Australian Riesling suffered a downturn in sales in the mid to late 1980s when 4-litre casks carried the name Riesling but were actually produced from sultanas and were a very poor semi-sweet concoction that bore no similarity to the crisp fresh wines in the bottle. The main growing areas for growing Riesling are The Clare and Eden Valleys of South Australia and The Great Southern Region of Western Australia but as with Chardonnay Riesling can be and is grown in almost any wine growing region in the country.
Written by… Charles Buadelaire, please take this in the right context!
“One should always be drunk. That’s all that matters…..But with what? With wine, with poetry, or with virtue, as you choose. But get drunk”

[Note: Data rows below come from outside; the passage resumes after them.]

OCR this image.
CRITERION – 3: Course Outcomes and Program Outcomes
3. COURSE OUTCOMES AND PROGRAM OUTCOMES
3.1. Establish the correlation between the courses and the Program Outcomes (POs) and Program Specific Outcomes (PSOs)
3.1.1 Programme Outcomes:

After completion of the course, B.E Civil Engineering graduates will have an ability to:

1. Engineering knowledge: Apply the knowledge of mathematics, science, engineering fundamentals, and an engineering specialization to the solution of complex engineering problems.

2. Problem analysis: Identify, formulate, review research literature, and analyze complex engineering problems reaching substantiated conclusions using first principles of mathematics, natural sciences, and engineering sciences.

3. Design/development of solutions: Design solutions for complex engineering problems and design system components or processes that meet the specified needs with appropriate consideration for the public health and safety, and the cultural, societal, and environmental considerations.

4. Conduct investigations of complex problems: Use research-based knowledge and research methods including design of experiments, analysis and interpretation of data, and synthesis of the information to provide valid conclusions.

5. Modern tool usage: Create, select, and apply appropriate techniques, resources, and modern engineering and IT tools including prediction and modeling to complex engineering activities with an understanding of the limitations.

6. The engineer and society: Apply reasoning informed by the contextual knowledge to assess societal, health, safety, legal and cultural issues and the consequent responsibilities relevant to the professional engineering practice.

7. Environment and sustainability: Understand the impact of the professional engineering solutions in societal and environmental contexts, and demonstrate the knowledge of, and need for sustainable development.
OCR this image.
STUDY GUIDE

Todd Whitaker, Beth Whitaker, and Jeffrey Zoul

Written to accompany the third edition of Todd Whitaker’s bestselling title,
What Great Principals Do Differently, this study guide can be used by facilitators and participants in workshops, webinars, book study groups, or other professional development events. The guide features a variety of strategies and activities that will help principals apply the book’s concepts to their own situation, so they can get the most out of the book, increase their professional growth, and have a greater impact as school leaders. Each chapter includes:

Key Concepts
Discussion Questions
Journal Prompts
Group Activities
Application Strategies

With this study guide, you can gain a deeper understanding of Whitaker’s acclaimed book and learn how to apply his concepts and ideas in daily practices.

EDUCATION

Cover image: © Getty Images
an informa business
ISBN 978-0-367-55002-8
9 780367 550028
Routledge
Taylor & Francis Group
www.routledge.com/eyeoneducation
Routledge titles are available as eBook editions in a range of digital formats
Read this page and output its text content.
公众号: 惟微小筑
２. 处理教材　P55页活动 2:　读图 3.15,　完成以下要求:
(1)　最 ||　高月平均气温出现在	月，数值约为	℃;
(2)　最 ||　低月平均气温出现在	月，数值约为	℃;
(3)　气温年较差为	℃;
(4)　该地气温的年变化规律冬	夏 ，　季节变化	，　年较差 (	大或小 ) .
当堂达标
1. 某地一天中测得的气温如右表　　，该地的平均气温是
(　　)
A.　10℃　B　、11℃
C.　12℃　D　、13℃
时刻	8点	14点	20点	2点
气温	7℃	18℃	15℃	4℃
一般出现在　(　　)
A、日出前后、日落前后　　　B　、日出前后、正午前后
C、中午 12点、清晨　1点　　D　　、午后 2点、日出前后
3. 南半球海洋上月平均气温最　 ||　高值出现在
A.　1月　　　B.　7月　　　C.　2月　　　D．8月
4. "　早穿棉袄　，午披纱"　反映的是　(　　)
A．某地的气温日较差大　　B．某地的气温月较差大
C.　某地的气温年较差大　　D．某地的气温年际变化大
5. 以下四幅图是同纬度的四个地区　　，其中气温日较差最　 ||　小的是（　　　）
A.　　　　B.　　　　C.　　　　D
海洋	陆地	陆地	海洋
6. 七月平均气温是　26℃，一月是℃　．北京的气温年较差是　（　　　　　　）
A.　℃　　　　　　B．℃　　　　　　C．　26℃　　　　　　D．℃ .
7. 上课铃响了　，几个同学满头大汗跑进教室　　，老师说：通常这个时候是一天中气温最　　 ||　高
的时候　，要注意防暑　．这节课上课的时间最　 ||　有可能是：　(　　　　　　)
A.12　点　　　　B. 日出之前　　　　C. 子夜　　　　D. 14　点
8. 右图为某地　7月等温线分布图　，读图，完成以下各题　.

Wynn’s in The Coonawarra make a very good wine and at around $12 is always good value. I notice Dan Murphy’s claim to stock around 400 plus Rieslings and at one time every vineyard in Australia had plantings. It is very difficult with this number of labels to recommend individual wineries but I sold Claymore from The Clare and their Joshua Tree was a good example of that region but Rieslings from Leasingham, Leo Buring, Henschke, Yalumba, Pikes, Jim Barry, Pewsey Vale can all be found for around $20 and from Western Australia Leeuwin Estate Art Series, and Ferngrove are very well made wines.
When the new vintage of a wine called Rieslingfreak is released, made by John Hughes a friend of mine who attended The Roseworthy Wine College with me, it is worth trying a bottle, his last vintage was declared the best in Australia, I found a bottle in Fortitude Valley and it was excellent If you enjoy a feed of oysters or prawns with a wedge of lemon you couldn’t do any better than an Australian Riesling, Spinnakers Fish and Chip shop has a Yalumba in the fridge and it is great. I think I am pushing my space this time but for something different try a Tullochs Verdelho from The Hunter Valley, crisp and dry and a lovely drop.